Tiphaine Milani
Une tradition philosophique est parvenue jusqu'à nous : la tradition socratique. Mais au temps où Platon était Platon, le platonisme n'existait pas encore. Ce dernier a créé une philosophie que la tradition a reconnu comme telle mais la philosophie existait avant Platon. Avant que Platon lui donne le sens que nous connaissons la philosophia était sœur de l'éducation. La philosophie se rapporte alors à la culture intellectuelle et générale notamment à travers l'apprentissage de la technique rhétorique, de l'art de l'éloquence. Le sens que donne Isocrate à sa philosophia correspond en partie à cette définition présocratique et ma thèse s'inscrit dans une lignée de recherches portant sur les liens qu'entretient la philosophie de ce dernier avec le discours et l'éducation.
La philosophie d'Isocrate, rivale de celle de Platon, accorde – tout comme cette dernière – une grande importance au discours et à l'éducation. Mais la philosophie d'Isocrate ne fut pas reconnue comme telle par la tradition car s'éloignant sur de nombreux de points de la définition platonicienne. Mon objectif est de montrer qu'Isocrate n'est pas qu'un maître de rhétorique et que ses discours ne relèvent pas seulement de l'art littéraire et de la mise en application d'une téchnè rhètorikè mais, bien au contraire, qu'il met en place une véritable réflexion sur le logos, ce dernier permettant la formation morale et politique de l’homme.
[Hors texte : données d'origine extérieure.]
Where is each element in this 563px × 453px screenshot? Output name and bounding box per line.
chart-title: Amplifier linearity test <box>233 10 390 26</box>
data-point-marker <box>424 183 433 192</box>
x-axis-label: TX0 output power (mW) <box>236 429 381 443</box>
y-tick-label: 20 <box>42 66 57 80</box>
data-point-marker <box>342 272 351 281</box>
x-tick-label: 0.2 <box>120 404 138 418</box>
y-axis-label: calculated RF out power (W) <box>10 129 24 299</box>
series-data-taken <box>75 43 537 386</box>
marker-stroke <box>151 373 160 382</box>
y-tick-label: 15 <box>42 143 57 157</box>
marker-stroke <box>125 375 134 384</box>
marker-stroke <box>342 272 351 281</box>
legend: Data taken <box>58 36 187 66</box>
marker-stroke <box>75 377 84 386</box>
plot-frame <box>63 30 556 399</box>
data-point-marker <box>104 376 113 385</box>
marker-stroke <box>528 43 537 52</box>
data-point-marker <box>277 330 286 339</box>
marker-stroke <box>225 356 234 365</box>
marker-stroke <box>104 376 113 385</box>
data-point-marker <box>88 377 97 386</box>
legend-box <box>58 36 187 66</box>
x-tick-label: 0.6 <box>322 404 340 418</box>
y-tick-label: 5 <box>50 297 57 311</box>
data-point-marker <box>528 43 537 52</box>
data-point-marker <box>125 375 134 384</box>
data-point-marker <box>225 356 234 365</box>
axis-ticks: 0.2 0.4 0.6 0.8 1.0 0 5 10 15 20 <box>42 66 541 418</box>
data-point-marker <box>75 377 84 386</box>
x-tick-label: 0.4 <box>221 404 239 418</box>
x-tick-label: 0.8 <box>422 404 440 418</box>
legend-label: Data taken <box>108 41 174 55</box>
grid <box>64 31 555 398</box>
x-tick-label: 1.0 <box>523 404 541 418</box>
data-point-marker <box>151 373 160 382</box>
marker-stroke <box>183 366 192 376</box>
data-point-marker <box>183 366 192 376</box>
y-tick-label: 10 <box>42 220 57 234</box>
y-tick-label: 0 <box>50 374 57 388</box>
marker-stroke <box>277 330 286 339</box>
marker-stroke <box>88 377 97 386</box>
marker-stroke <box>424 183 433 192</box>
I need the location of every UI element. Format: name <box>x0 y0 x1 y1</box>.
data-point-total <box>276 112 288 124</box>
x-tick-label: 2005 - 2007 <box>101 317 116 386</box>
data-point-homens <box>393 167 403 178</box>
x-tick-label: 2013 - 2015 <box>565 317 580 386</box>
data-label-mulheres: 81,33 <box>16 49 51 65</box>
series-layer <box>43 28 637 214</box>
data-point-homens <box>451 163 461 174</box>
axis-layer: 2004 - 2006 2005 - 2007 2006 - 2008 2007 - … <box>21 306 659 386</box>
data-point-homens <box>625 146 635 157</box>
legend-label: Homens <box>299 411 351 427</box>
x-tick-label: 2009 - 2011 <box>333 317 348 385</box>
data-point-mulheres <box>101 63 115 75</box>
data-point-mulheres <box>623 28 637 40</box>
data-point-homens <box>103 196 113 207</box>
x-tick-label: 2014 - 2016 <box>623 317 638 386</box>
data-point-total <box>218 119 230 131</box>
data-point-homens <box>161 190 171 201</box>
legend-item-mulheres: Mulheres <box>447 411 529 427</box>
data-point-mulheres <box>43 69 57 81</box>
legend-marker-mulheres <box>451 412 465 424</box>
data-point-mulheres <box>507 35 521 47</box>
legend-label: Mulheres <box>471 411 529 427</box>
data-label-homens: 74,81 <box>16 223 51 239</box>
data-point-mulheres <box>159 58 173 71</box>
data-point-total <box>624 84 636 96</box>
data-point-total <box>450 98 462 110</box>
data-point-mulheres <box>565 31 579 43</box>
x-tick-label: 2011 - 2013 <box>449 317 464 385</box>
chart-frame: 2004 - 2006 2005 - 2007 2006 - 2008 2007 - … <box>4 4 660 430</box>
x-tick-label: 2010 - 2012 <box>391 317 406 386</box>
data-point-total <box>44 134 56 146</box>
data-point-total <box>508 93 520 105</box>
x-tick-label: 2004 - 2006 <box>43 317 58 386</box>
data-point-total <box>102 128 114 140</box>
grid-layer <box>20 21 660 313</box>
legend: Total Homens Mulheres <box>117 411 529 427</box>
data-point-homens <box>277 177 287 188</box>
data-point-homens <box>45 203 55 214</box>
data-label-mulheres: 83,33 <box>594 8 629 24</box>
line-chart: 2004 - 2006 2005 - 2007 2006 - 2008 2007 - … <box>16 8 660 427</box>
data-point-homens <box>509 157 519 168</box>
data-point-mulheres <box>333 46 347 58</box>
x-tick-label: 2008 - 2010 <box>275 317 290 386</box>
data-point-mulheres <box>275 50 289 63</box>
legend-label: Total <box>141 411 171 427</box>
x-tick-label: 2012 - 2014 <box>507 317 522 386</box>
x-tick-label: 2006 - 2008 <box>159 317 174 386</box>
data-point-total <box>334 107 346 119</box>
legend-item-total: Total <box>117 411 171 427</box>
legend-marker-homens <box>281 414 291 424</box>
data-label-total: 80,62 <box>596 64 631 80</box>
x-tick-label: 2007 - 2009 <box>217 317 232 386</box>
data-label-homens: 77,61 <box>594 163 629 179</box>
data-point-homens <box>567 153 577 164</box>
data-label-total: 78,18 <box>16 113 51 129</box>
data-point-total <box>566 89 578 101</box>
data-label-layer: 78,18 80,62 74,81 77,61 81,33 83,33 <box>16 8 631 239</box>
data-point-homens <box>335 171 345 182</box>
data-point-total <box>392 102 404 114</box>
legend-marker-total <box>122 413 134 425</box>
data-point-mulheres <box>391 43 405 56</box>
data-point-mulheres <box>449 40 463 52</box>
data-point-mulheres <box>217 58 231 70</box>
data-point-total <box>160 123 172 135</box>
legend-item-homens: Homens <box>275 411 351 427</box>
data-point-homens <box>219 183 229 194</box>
Mon premier objectif a été de tenter de donner une définition du terme philosophiA chez Isocrate. Pour cela, j’ai procédé à une analyse précise du terme dans l’oeuvre d’Isocrate et j’ai examiné tous les passages dans lesquels il apparaît afin de saisir les tenants et les aboutissants de ce concept. Tout d’abord, il m’a semblé que le concept n’était pas fixé immédiatement, qu’il suivait une évolution qui ne se décantait que par la confrontation des différences occurrences. Si philosophiA est clairement associée à la maîtrise du discours, cette dernière n’a pour seul but que la vertu. La philosophiA n’est pas seulement maîtrise du logos, mais maîtrise du bon logos. Réduire la philosophiA a une culture oratoire, c’est faire fi du rôle qu’Isocrate donne au discours. La philosophie est sous-jacente aux discours. Impossible donc de séparer chez Isocrate les aspects oratoires et les aspects philosophiques.